Youth social action review stops short of calling for law change

By Tristan Donovan

| 06 February 2018

An independent review into the benefits and barriers to youth social action has advised the government to hold off using legislation to help more young people access full-time volunteering.

Steve Holliday has previously worked with youth charity City Year UK. Picture: City Year UK

The Independent Review of Full-Time Social Action undertaken by Steve Holliday, former chief executive of utility company National Grid, found young people's participation in full-time volunteering for six months or longer could play "a central role" in improving social mobility.

However, he concluded that with only around 1,000 young people volunteering full-time each year in the UK there was too little evidence about the potential benefits to justify changing the law to make it easier for young people to access opportunities.

In addition, the risk of losing benefits puts many disadvantaged young people off full-time volunteering.

Instead, Holliday recommended the creation of a cross-departmental ministerial group to co-ordinate work across government, launching a pilot scheme to grow the evidence base, and proactively advising young people who claim Universal Credit of their right to reduce their job-seeking hours in order to volunteer.

The review, launched in March 2017, defined full-time volunteering as contributing more than 16 hours a week for at least six months.

Youth social action charities, however, were left disappointed by the review.

"The quality of the report is disappointing," said Leo Watson, public affairs manager at youth volunteering charity City Year UK. "Despite acknowledging that the government should do more to support, encourage and recognise full-time volunteers, it hasn't painted a broad enough picture of how youth full-time social action could be successful in a UK context."

"Whilst we at City Year UK hold firm that a legal status is the best way to provide support and recognition for full-time volunteers, the time has come for decisive action. We will work closely with the government to build an enhanced evidence base by implementing some of the more practical recommendations made by Steve Holliday and the panel.

"In particular, establishing a youth full-time social action pilot scheme under the Department for Education's ‘transition years' initiative, building a more formal link with the National Citizen Service and securing government funding through the Dormant Accounts Fund."

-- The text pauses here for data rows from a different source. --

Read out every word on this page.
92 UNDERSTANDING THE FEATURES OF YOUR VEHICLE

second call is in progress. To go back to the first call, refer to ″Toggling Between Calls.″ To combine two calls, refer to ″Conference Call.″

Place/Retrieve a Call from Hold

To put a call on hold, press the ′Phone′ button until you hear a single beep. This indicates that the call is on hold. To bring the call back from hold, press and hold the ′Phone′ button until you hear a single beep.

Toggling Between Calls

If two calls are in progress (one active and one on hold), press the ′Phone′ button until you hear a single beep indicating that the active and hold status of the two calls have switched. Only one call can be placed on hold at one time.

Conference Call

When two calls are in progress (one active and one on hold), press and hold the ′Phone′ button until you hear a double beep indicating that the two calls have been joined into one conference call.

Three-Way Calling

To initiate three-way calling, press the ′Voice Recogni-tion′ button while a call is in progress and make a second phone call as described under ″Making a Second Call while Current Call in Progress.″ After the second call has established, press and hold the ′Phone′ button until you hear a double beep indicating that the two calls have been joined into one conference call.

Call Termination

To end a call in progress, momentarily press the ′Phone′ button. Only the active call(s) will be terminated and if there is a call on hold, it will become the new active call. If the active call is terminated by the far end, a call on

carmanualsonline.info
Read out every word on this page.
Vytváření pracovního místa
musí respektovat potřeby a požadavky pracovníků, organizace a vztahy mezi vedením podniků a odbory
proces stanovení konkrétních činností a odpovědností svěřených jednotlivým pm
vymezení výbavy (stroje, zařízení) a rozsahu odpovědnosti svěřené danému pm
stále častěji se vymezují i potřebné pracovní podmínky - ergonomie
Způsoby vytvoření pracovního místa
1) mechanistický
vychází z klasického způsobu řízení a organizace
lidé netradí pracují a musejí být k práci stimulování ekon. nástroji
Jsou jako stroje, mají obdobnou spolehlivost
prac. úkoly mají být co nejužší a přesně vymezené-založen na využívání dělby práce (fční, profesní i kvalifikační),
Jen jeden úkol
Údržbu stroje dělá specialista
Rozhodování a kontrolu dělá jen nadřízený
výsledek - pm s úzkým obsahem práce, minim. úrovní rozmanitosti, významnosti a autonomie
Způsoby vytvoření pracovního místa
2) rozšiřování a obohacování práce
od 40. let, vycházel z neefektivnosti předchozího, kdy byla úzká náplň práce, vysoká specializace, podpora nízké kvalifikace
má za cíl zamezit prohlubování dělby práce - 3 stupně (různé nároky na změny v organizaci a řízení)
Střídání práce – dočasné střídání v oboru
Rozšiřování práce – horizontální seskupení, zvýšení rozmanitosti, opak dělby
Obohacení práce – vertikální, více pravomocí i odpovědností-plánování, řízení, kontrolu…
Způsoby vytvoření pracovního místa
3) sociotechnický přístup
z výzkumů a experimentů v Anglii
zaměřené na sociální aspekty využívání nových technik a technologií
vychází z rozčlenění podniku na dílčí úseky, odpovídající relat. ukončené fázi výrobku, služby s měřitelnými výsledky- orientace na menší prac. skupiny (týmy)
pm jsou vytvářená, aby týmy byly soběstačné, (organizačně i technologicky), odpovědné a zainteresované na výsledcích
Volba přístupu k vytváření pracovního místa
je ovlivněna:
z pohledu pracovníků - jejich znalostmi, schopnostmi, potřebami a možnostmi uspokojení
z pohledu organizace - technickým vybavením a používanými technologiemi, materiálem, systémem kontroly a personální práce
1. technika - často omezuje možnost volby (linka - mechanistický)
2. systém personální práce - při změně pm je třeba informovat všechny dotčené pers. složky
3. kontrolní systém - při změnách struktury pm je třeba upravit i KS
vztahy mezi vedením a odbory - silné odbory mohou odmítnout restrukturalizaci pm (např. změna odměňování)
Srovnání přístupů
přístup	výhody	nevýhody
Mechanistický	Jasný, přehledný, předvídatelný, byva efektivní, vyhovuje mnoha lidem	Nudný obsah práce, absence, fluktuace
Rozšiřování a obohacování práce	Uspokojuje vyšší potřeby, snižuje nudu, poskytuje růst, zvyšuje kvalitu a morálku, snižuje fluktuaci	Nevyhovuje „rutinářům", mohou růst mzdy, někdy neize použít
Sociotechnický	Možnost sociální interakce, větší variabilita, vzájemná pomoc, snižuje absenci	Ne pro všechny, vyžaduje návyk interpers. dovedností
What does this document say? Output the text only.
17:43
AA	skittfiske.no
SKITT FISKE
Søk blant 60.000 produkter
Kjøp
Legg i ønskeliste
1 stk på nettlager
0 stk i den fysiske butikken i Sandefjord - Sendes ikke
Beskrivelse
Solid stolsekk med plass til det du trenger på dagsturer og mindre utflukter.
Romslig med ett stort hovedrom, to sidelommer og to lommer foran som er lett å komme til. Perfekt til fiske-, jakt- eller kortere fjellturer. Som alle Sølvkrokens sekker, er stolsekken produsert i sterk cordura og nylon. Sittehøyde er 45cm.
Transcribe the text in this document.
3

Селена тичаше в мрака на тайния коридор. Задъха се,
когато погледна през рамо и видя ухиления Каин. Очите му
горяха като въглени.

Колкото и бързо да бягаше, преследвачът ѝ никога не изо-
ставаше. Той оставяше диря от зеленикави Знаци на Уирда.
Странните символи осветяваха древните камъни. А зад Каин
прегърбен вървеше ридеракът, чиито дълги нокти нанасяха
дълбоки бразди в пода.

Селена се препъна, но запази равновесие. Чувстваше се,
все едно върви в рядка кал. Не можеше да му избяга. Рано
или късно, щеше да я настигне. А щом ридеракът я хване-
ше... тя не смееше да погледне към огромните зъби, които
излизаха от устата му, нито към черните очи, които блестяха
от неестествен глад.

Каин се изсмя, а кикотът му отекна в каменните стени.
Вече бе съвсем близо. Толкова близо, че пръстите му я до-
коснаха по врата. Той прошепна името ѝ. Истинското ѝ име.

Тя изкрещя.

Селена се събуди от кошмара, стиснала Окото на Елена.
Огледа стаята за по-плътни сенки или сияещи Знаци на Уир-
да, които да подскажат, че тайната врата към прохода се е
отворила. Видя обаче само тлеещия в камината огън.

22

Charity Volunteering Matters is also disappointed that the review does not recommend legal changes but said it supported the recommendation that the government keeps the issue under review and does more to improve full-time volunteering opportunities for young people.

"We know from our own recent research that the people who could benefit most from volunteering are too often those who are least likely to participate," said Oonagh Aitken, chief executive of Volunteering Matters.

"An away from home placement for six months can be an exciting opportunity for confident young people with strong family support. But going away and committing for such a long time might be a barrier for young people from less privileged backgrounds."

Aitken added that Volunteering Matters plans to refresh its full-time volunteering offer in March to make it "more attractive to young people from challenging circumstances".

Tracey Crouch, minister for sport and civil society, said: "I'd like to thank Steve Holliday and the panel for their work on this review. We will now study the findings and will provide a response in due course."